SPECTRE - Original Motion Picture Soundtrack (2015)
Whenever a new James Bond movie is released, people talk about the action, the fast cars, and the Bond girls. When it comes to music, people get excited about the theme song. Tina Turner’s “GoldenEye”, Madonna’s “Die Another Day” and Adele’s “Skyfall” have all gotten their fair share of attention. However, how much do you know about the score and its composer? What else do you know other than the iconic James Bond main theme (courtesy of veterans John Barry and Monty Norman)?
You probably only know that the title song “Writing’s On The Wall” from 24th movie in the James Bond series is performed by the very popular Sam Smith. American composer Thomas Newman is the man behind the film score, after his work on 2012’s Skyfall. This is also the sixth film the 12 time Oscar nominee has worked on with director Sam Mendes.
While Newman is known for his affecting compositions (Mendes’ American Beauty, Road to Perdition and Road to Perdition being some of his best scores), it does not mean that the 60 year old composer is inept with action movie scores.
As he has proven with The Adjustment Bureau and the last James Bond instalment, there is something unique about Newman’s action scores.

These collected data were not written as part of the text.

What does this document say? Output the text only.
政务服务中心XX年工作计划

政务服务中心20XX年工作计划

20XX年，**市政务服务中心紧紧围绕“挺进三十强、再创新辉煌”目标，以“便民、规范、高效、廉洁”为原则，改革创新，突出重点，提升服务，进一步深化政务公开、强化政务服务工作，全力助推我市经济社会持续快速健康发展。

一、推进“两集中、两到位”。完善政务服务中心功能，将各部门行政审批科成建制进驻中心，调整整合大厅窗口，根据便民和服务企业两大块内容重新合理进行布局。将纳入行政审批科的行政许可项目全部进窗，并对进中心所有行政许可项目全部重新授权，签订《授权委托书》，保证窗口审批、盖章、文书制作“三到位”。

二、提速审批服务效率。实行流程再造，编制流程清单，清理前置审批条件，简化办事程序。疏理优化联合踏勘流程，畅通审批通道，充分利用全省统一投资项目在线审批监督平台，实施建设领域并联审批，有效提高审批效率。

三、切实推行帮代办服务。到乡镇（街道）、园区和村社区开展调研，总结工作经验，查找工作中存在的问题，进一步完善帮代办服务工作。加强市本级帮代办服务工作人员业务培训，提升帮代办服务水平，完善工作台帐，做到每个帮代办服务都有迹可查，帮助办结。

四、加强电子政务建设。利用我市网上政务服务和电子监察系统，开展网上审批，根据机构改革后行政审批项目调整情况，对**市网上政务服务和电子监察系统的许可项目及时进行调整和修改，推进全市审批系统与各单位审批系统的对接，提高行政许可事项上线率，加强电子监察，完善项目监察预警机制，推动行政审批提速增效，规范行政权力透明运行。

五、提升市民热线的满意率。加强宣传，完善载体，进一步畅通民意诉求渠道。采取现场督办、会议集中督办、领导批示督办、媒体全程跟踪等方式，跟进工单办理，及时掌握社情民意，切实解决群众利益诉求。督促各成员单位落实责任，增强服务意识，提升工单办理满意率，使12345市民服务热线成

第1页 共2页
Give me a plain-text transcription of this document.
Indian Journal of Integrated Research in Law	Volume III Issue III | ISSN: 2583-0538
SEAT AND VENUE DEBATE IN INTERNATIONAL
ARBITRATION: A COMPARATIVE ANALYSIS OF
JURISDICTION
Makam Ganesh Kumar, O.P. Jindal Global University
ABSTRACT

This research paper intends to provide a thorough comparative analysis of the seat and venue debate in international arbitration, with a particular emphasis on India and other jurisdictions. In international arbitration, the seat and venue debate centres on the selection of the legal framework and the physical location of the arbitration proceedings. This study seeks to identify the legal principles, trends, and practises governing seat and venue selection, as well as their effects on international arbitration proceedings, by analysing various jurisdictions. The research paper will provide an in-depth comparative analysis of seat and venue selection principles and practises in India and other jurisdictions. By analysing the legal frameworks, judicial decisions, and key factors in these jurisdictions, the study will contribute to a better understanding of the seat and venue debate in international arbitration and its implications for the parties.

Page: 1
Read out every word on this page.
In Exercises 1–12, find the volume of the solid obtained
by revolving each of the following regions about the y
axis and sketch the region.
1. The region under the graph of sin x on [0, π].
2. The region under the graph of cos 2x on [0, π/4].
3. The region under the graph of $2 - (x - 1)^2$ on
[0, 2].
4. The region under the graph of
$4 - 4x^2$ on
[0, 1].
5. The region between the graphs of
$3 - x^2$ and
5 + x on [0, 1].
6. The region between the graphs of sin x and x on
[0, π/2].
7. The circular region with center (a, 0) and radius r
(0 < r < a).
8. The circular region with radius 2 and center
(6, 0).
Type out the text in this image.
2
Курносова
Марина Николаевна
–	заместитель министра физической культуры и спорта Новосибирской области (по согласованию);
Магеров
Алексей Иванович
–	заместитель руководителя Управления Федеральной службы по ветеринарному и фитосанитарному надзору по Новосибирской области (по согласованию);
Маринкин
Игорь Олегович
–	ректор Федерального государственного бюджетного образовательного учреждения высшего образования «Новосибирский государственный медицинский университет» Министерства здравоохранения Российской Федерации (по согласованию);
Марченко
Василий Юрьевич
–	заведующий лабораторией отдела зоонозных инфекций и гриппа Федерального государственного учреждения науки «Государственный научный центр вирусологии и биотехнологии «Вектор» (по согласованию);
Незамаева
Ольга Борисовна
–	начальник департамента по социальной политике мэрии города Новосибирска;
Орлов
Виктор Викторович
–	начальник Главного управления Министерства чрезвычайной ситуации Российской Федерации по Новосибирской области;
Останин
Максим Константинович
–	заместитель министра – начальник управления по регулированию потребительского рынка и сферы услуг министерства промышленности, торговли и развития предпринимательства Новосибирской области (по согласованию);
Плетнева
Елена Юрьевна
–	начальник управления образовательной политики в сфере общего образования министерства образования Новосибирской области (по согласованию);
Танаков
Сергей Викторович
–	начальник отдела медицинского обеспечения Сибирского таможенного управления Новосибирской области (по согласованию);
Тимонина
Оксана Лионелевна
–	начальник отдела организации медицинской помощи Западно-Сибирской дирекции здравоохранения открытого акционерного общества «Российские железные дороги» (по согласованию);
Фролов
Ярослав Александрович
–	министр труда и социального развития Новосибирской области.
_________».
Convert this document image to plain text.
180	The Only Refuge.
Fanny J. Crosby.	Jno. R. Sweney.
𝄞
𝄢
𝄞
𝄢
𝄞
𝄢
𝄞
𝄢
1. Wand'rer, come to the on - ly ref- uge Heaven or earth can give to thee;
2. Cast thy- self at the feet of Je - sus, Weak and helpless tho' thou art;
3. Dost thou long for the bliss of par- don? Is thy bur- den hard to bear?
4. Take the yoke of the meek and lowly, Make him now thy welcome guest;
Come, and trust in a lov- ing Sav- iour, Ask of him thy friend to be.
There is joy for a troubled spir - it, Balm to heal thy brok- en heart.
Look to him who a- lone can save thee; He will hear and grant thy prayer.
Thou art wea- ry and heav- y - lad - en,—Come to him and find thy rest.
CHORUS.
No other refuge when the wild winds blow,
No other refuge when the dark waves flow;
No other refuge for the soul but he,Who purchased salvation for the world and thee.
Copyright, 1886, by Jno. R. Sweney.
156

There is a certain minimalism and grace which he brings to his music, something which someone like, say, Hans Zimmer will forego for mindless and deafening bombastic cues.
The 80 minute (rarely do you get a soundtrack album with such a generous amount of runtime) opens with the atmospheric “Los Muertos Vivos Estan”, aptly setting the stage for the entire album. The mysterious “Donna Lucia” is a Bond girl theme for Monica Belluci’s character, while “Backfire” is a glorious five minute track that proves to be a great listening experience. “Snow Plane” is another highlight on the album, showcasing Newman’s ability to infuse adrenaline filled action with tender quiet moments.
Things get a little emotional with “Secret Room”, while the instrumental version of Smith’s chart topping song is too brief at two minutes.
While there are any very memorable themes that will stick in your head even after three to four spins, you are consoled that such fine music is still being composed in this age where artistes go with convenient templated styles.